Python Forum
Sort by the largest number of the same results (frequency) - Printable Version

+- Python Forum (https://python-forum.io)
+-- Forum: Python Coding (https://python-forum.io/forum-7.html)
+--- Forum: General Coding Help (https://python-forum.io/forum-8.html)
+--- Thread: Sort by the largest number of the same results (frequency) (/thread-25239.html)

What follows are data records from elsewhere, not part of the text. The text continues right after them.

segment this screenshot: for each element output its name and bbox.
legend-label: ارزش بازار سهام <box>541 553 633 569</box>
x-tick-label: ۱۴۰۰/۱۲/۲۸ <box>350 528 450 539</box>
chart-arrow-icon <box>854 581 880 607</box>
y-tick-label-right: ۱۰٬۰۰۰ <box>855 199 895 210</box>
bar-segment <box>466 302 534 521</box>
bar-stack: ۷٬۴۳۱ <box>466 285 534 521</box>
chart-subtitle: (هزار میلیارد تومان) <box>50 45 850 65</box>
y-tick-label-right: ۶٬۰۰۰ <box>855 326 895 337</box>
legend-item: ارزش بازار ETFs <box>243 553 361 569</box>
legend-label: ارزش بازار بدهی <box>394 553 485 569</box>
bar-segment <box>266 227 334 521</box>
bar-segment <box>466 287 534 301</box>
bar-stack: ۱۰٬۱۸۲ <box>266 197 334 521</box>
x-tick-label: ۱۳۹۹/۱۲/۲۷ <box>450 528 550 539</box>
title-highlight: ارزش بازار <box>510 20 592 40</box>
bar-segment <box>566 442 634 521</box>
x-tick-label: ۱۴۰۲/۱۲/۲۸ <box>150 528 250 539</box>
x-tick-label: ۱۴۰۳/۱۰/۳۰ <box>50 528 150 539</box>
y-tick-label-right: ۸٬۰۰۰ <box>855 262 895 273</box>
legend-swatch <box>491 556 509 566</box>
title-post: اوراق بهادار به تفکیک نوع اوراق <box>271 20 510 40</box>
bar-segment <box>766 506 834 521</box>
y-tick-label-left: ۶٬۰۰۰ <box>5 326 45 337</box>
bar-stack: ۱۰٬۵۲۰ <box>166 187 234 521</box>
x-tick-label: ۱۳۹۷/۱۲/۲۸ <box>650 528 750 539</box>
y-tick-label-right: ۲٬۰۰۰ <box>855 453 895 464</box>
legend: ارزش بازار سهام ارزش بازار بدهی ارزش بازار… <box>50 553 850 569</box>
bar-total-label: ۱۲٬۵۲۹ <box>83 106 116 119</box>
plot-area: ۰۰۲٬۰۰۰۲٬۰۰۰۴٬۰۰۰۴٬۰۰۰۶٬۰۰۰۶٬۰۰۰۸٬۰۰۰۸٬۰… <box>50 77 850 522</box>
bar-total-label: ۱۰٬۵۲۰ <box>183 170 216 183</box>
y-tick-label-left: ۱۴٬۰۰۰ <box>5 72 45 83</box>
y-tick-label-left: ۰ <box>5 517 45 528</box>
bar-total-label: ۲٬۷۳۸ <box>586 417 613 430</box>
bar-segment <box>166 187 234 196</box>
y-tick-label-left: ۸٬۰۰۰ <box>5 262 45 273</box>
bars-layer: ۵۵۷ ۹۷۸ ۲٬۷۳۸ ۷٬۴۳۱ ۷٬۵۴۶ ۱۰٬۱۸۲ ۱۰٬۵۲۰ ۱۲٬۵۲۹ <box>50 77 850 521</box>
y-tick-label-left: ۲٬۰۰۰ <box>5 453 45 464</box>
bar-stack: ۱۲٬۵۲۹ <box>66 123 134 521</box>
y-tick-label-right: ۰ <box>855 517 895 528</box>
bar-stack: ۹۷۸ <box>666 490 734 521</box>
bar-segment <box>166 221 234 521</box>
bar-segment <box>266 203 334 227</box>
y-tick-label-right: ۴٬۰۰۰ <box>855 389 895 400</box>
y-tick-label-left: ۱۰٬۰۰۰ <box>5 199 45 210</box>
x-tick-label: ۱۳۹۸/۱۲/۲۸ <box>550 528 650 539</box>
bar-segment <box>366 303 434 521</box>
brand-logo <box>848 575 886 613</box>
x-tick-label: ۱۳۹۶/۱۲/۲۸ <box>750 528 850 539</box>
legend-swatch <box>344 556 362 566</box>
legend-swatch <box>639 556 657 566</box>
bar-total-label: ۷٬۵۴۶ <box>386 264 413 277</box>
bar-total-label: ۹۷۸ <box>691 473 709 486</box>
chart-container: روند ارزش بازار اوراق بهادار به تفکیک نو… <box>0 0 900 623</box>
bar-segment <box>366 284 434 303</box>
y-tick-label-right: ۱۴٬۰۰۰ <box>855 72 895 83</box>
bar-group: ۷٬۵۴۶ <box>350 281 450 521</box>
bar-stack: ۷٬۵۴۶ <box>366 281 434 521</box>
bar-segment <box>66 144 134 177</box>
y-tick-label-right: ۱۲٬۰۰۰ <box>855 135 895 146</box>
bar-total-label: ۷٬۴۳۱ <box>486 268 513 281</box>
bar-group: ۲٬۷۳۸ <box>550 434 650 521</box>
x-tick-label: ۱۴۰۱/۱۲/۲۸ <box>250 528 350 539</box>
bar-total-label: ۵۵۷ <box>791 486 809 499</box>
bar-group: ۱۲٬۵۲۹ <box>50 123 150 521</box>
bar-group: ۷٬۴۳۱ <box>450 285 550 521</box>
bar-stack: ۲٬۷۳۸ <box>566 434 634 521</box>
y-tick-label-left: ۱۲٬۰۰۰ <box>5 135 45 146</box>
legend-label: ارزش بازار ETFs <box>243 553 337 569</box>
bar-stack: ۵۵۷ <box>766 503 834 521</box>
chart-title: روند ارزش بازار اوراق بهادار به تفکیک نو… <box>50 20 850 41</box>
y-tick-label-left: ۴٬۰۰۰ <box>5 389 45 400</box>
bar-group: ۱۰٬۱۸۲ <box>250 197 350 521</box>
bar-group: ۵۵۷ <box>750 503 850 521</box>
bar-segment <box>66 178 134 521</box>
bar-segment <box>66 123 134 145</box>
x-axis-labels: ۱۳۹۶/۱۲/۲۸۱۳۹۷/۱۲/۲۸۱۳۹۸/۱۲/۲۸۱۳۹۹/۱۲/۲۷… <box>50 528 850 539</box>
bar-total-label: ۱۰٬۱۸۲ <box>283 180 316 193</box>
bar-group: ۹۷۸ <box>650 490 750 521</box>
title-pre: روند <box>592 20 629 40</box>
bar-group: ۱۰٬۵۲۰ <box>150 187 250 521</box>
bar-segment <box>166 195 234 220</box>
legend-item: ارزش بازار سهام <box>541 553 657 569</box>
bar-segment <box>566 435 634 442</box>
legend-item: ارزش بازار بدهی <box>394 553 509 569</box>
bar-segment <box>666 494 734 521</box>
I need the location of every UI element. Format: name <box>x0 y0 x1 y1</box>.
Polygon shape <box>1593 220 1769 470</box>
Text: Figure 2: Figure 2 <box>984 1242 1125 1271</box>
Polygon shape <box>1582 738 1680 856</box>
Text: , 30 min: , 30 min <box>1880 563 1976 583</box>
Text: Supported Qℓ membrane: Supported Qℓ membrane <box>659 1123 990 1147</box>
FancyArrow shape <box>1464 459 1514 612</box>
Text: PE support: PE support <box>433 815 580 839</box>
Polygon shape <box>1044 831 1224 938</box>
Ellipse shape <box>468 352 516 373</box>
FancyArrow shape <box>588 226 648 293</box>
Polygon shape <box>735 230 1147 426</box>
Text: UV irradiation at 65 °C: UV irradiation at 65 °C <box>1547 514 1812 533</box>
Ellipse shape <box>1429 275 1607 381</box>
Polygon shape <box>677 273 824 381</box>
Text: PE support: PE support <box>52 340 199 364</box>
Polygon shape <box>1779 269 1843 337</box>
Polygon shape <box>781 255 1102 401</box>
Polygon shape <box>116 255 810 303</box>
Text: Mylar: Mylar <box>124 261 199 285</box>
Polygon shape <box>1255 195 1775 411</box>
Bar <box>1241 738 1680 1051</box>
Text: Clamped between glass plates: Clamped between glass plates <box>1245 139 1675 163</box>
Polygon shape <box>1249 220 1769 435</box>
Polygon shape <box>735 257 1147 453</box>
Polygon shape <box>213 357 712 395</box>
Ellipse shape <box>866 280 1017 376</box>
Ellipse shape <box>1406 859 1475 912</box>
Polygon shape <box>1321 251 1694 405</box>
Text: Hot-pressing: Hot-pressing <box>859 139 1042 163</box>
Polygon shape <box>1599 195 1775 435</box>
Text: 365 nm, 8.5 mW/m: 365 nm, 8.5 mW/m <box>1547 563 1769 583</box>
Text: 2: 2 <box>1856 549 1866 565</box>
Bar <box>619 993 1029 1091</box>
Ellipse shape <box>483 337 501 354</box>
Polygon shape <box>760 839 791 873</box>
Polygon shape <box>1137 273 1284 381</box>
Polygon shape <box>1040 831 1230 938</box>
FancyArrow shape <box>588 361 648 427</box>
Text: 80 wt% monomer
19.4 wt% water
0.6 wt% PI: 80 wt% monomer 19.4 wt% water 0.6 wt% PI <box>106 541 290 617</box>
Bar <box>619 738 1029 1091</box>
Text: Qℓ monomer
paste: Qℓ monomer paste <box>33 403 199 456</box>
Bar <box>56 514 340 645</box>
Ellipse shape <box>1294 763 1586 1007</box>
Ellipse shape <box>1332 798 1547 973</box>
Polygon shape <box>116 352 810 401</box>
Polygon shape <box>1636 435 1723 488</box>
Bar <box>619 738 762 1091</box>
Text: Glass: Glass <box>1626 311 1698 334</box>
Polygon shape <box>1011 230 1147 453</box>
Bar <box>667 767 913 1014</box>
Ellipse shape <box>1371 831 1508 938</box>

Sort by the largest number of the same results (frequency) - inlovewiththedj - Mar-24-2020

Hello

I have a sorting question
Now I’m using Notepad++ but it is difficult to sort in my way.

For example
I have few examples in random order

10AndrewJNVR
10Andrpt1Pf7
10Anuiot18g2
10Andrew1H54
10Andrew17yb
10Andre614uw
10Andr321EUb
10And48n1Q2K
10And1in15tA
10Andrew13gG
10An987ppKeP
10Andrew1Dom


How to sort text ie. in Notepad ++ (with python addon) like in bellow
at the very top after sorting there will be addressess with the names most often repeating or closest,
then subsequent, subsequent and subsequent ones as in the example below

So
How to sort to this way:



10Andrew1Dom
10Andrew1H54
10Andrew13gG
10Andrew17yb
10AndrewJNVR
10Andre614uw
10Andr321EUb
10Andrpt1Pf7
10And1in15tA
10And48n1Q2K
10Ana87ppKeP
10Anuiot18g2


RE: Sort by the largest number of the same results (frequency) - DPaul - Mar-25-2020

How do you know when to take all the letters and when not.
10Ana87ppKeP should come first ?

DPaul


RE: Sort by the largest number of the same results (frequency) - inlovewiththedj - Mar-25-2020

(Mar-25-2020, 04:49 PM)DPaul Wrote: How do you know when to take all the letters and when not.
10Ana87ppKeP should come first ?

DPaul

No, as You can see i need solution to find moast similar string so string with the most same characters
like
10Andrew1Dom
10Andrew1H54
10Andrew13gG
10Andrew17yb

then

10AndrewJNVR
10Andre614uw

and son on, so on


RE: Sort by the largest number of the same results (frequency) - DPaul - Apr-01-2020

Apart from the fact that i can think of better coding practices,
there is no simple way this can be done.

In my opinion, the reason is that you should sort on the
longest matching string (andrew1) to the smallest (an),
except you can't because they are hidden in the coded string.
If "an"... happens to be first you are going to have a lot of
matches, but you don't want the andrew1...to be included.
catch 22 if you ask me.

There is a possibility, but clumsy and elaborate. I have not worked it out.
What you could try:
for every entry in the list:
match the whole code with the other codes, write down the number of matches + length of the matchstring.
For that same code, take away the last position, do the same thing. [:-1]
Then take away the then last letter again, etc. until the len = 0
Then repeat the process for the second code, entc.
At the end you should be able to see what the longest len() with the most matches was.

Good luck
Paul